Advisor to the President of South Ossetia
- Incumbent
- Assumed office 2022

State Councilor of the President of South Ossetia
- In office 2012–2022

= Konstantin Kochiev =

South Ossetian politician

Konstantin Kochiev is an Ossetian diplomat and politician from the partially recognized Caucasian Republic of South Ossetia, which most of the United Nations recognizes as part of Georgia, occupied by Russia.

==Biography==
During the Pankisi Gorge crisis in 2002, the Georgian government considered expanding their security region to include South Ossetia, claiming the breakaway territory's security forces were inadequate at protecting its residents. Kochiev represented South Osseita in talks against this, which the Georgian government agreed to, stating there was no way to include South Ossetia into the security zone without a clash and armed conflict with the separatist government with Kochiev instead suggesting police reform within South Ossetia to stabilize the situation.

In 2005 Kochiev was the South Ossetian representative from the Moscow-based "Forum on Democracy and Multiculturalism in the Euro-East" which saw representatives from South Ossetia, Abkhazia, Artsakh and Transnistria (Note: as well as other smaller groups, such as the "Samegrelo" movement, which seeks an independent state for Mingrelians, and several Russophile Georgian political parties, such as the Georgian Labour Party and the Justice Party of Georgia) which denounced the United States, praised Serbia denouncing Kosovo, and called on Russia to invade and annex Georgia. The Forum also denounced the territorial integrity of Georgia as a Soros-backed conspiracy, claimed Moldova was perpetrating a genocide, and that Ukraine's orange revolution was a threat to global democracy.

In 2010 Kochiev went on a state visit to the Western Sahara, returning stating that the Sahrawi Arab Democratic Republic's Polisario Front has recognized South Ossetia's independence, and that he had made inroads with the Algerian government. In 2015 Kochiev served as State Counsellor to the President of the Republic during the Presidency of Leonid Tibilov. In 2016 Kochiev was on a committee tasked with drafting a new Constitution, alongside Zhanna Zasseeva, Merab Chigoev, Peter Gatikoev, Stanislav Kochiev, Alan Parastaev, and Ilona Khubaeva.

In 2017 Kochiev served as State Councilor of the President of the Republic of South Ossetia during the tenure of Anatoliy Bibilov, and received the Order of Friendship in a celebration of the 25th anniversary of the creation of the Ministry of foreign affairs. He received the award alongside other veterans of the ministry, including; Dmitiy Medoev, the first minister of foreign affairs, Andrey Tskhovrebov, the first deputy minister of foreign affairs, Murat Dzhioev, one of the leading negotiators following the 1991 war, Zaira Valieva, the incumbent Secretariat of the Ministry of Foreign Affairs, Akhsar Dzhioev, the longtime ambassador of South Ossetia to Russia, Alan Pliev, another deputy foreign minister, Sergey Surago, the South Ossetian, the South Ossetian diplomat to Transnistria, and Inga Kochieva, Madina Valieva, Zarina Kochieva, Emma Tibilova, and Irina Tskhovrebova, all counselors in the ministry.

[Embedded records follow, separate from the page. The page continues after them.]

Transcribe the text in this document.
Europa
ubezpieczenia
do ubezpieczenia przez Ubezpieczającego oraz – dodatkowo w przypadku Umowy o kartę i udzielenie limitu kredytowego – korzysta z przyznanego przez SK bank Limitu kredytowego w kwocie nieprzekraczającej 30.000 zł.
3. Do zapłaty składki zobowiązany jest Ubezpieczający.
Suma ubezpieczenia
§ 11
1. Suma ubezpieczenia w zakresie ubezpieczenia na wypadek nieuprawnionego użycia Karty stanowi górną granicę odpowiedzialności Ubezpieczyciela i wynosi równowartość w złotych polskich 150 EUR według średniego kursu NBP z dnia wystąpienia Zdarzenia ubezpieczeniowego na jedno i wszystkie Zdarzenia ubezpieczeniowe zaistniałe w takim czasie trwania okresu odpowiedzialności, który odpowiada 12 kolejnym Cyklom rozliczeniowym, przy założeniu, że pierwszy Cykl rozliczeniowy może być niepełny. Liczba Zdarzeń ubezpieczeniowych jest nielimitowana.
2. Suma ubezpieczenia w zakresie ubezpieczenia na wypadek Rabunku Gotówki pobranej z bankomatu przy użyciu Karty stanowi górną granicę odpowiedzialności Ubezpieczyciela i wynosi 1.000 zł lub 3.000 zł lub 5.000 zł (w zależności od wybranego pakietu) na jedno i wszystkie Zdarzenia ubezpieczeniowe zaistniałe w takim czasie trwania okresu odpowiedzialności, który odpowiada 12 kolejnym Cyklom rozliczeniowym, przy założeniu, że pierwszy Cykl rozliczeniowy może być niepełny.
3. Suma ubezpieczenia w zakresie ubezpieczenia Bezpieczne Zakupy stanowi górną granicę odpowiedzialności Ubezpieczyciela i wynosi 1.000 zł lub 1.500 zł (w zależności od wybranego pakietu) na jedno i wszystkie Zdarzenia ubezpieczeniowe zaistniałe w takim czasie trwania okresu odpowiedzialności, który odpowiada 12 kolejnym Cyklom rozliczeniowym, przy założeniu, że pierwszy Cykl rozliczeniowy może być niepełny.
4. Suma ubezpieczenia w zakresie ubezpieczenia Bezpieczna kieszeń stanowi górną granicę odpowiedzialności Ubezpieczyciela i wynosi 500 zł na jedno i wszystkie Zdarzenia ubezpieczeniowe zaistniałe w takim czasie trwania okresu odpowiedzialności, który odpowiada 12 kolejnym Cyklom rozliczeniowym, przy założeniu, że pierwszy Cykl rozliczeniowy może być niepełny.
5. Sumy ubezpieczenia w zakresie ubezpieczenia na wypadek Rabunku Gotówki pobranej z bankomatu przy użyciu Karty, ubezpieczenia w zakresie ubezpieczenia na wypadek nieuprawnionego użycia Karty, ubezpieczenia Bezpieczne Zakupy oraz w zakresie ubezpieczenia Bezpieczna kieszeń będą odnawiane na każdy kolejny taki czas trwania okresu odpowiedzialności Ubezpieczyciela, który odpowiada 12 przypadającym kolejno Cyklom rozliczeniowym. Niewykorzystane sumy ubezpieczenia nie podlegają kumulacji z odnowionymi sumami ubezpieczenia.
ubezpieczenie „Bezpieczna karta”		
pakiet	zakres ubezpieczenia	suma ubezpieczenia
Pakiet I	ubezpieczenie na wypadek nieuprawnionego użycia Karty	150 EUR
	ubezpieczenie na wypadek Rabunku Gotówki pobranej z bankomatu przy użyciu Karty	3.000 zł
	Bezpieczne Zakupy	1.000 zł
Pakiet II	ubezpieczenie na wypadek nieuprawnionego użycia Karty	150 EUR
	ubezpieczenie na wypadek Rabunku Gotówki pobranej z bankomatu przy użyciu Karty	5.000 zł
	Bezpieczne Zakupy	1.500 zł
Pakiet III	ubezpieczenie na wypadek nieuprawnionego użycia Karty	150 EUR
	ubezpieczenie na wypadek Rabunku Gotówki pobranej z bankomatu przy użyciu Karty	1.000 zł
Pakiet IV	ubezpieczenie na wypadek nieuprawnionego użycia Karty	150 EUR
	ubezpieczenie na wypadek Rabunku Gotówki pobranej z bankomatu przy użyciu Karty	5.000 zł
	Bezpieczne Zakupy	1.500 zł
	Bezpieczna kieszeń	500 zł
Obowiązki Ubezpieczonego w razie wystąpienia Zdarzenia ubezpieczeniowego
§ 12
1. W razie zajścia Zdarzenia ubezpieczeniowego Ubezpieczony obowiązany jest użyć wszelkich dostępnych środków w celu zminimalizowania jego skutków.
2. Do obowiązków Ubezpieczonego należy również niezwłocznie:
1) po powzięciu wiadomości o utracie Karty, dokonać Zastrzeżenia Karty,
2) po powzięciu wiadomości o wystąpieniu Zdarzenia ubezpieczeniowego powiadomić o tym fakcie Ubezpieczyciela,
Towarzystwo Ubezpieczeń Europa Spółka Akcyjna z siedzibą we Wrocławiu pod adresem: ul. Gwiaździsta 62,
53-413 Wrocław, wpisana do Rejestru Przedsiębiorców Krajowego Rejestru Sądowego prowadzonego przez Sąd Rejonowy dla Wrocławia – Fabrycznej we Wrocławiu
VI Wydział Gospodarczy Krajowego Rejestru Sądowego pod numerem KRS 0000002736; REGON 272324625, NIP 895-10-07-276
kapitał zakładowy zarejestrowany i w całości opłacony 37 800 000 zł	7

Kochiev is currently serving in the administration of Alan Gagloev as "Advisor to the President." As which, on June 14, 2022, Kochiev held consultations with the Russian government over annexation. The delegation claimed that the USD$500,000 price tag to hold the referendum was the main reason that it hasn't happened yet.

In 2023 Kochiev was the South Ossetian representative to the 59th round of the Geneva International Discussions. Kochiev voiced his support for the Geneva platform ahead of the talks in January 2024, however, also used it as a platform to call for an internationally recognized hard border within Georgia, a so-called "state border" between Georgia and South Ossetia, as well as claiming that Georgia is building its military up with "foreign partners" and such an act was a risk to the South Ossetian "state."